Teen activist Greta Thunberg criticises world leader for the approach to fighting climate catastrophe, saying: “We are still in a state of complete denial.”
The world is speeding in the wrong direction in tackling the climate emergency, Greta Thunberg has said, before a UN event at which national leaders have been asked to increase their pledges for emissions cuts.
Thunberg, whose solo school strike in 2018 has snowballed into a global youth movement, said there was a state of complete denial when it came to the immediate action needed, with leaders giving only distant promises and empty words.
The fifth anniversary of the Paris Climate Accord is on Saturday and should have seen countries set out new plans to keep global heating below 2C and close to 1.5C. Current pledges would mean a catastrophic 3C rise in temperatures. But the planned summit has been postponed because of the coronavirus pandemic until next November and a virtual one-day UN meeting will take place instead, involving up to 70 world leaders. The European Union will also try to agree a new 2030 emissions target on Friday at a Brussels summit.
Thunberg has released a video which calls leaders to account for failing to reverse rising carbon emissions. “We are still speeding in the wrong direction,” she said. “The five years following the Paris agreement have been the five hottest years ever recorded and, during that time, the world has emitted more than 200bn tonnes of CO2. Distant hypothetical targets are being set, and big speeches are being given,” she said. “Yet, when it comes to the immediate action we need, we are still in a state of complete denial, as we waste our time, creating new loopholes with empty words and creative accounting.”

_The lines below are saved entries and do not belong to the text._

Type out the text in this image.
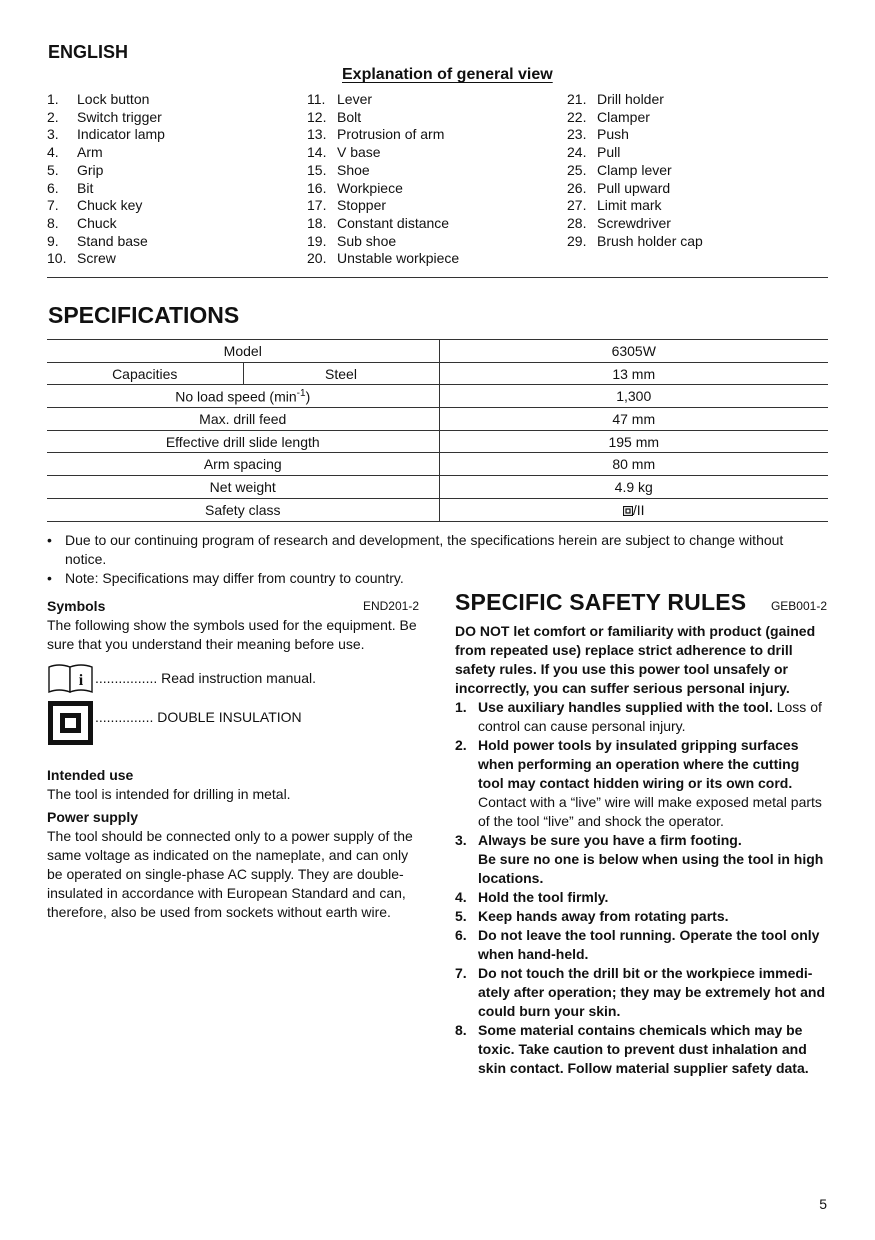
ENGLISH
Explanation of general view
1.	Lock button
2.	Switch trigger
3.	Indicator lamp
4.	Arm
5.	Grip
6.	Bit
7.	Chuck key
8.	Chuck
9.	Stand base
10. Screw
11. Lever
12. Bolt
13. Protrusion of arm
14. V base
15. Shoe
16. Workpiece
17. Stopper
18. Constant distance
19. Sub shoe
20. Unstable workpiece
21. Drill holder
22. Clamper
23. Push
24. Pull
25. Clamp lever
26. Pull upward
27. Limit mark
28. Screwdriver
29. Brush holder cap
SPECIFICATIONS
Model		6305W
Capacities	Steel	13 mm
No load speed $(\min^{-1})$		1,300
Max. drill feed		47 mm
Effective drill slide length		195 mm
Arm spacing		80 mm
Net weight		4.9 kg
Safety class		/II
• Due to our continuing program of research and development, the specifications herein are subject to change without notice.
• Note: Specifications may differ from country to country.
Symbols	END201-2
The following show the symbols used for the equipment. Be sure that you understand their meaning before use.
i ................ Read instruction manual.
............... DOUBLE INSULATION
Intended use
The tool is intended for drilling in metal.
Power supply
The tool should be connected only to a power supply of the same voltage as indicated on the nameplate, and can only be operated on single-phase AC supply. They are double-insulated in accordance with European Standard and can, therefore, also be used from sockets without earth wire.
SPECIFIC SAFETY RULES GEB001-2
DO NOT let comfort or familiarity with product (gained from repeated use) replace strict adherence to drill safety rules. If you use this power tool unsafely or incorrectly, you can suffer serious personal injury.
1. Use auxiliary handles supplied with the tool. Loss of control can cause personal injury.
2. Hold power tools by insulated gripping surfaces when performing an operation where the cutting tool may contact hidden wiring or its own cord. Contact with a “live” wire will make exposed metal parts of the tool “live” and shock the operator.
3. Always be sure you have a firm footing.
Be sure no one is below when using the tool in high locations.
4. Hold the tool firmly.
5. Keep hands away from rotating parts.
6. Do not leave the tool running. Operate the tool only when hand-held.
7. Do not touch the drill bit or the workpiece immedi-ately after operation; they may be extremely hot and could burn your skin.
8. Some material contains chemicals which may be toxic. Take caution to prevent dust inhalation and skin contact. Follow material supplier safety data.
5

She told the Guardian: “Leaders should be telling the truth: that we are facing an emergency and we are not doing nearly enough. We need to prioritise the action that needs to be taken right here and right now because it is right now that the carbon budget is being used up. We need to stop focusing on goals and targets for 2030 or 2050,” she said. “We need to implement annual binding carbon budgets today.”
Thunberg said recent pledges by the UK – to cut carbon emissions by 68% by 2030 compared with 1990 levels – and by China, Japan and South Korea to become net carbon zero were creating a sense of progress, and she added: “That is a very dangerous narrative because of course, we’re not going in the right direction. We need to call this out.”
But Thunberg, who has given speeches at previous UN climate summits, concludes her video message by saying: “There is hope … we are the hope – we, the people.” She said: “For me, the hope lies in democracy – it is the people who have the power. If enough people stand up together and repeat the same message, then there are no limits to what we can achieve.”
The Fridays for Future movement of youth climate strikers expects more than 2,500 protests to take place on Friday, though like Thunberg’s, many will be online due to Covid-19 restrictions.
Adélaïde Charlier, from Fridays for Future Belgium, said: “All decisions not taken now will fall back on our generation’s shoulders. [Coronavirus] has had a huge impact, we cannot deny that. But what’s incredible is seeing the energy inside a movement that does not want to die, but wants to continue to push through.”
Vanessa Nakate, from Fridays for Future Uganda, also had a stark message for leaders: “You have already determined our present, which is obviously catastrophic. Now fix the future, and start now. You have everything you need to stop this war against the planet and the people. But you just won’t do it. We want deep cuts from you right now. I see the hope in the young people who are speaking out from different parts of the world, but the only way we can strengthen that hope is to continuously create awareness about the challenge that we are facing so that we get everyone involved.”
Parents’ climate action groups are also targeting leaders in the run-up to the UN and EU summits. At the latter, Poland and Hungary are threatening to block a deal. Marzena Wichniarz, from Parents for Future Poland, said: “I was pregnant with my daughter when the Paris Agreement was signed. It was an amazing message to the world: leaders pledged to fight for a better future for all our children. But we are disappointed, in fact furious, with the Polish government now.”
Agnes Imgart, from Parents For Future Global, said: “Our children have changed so much in the last five years, but the Paris Agreement is still crawling.”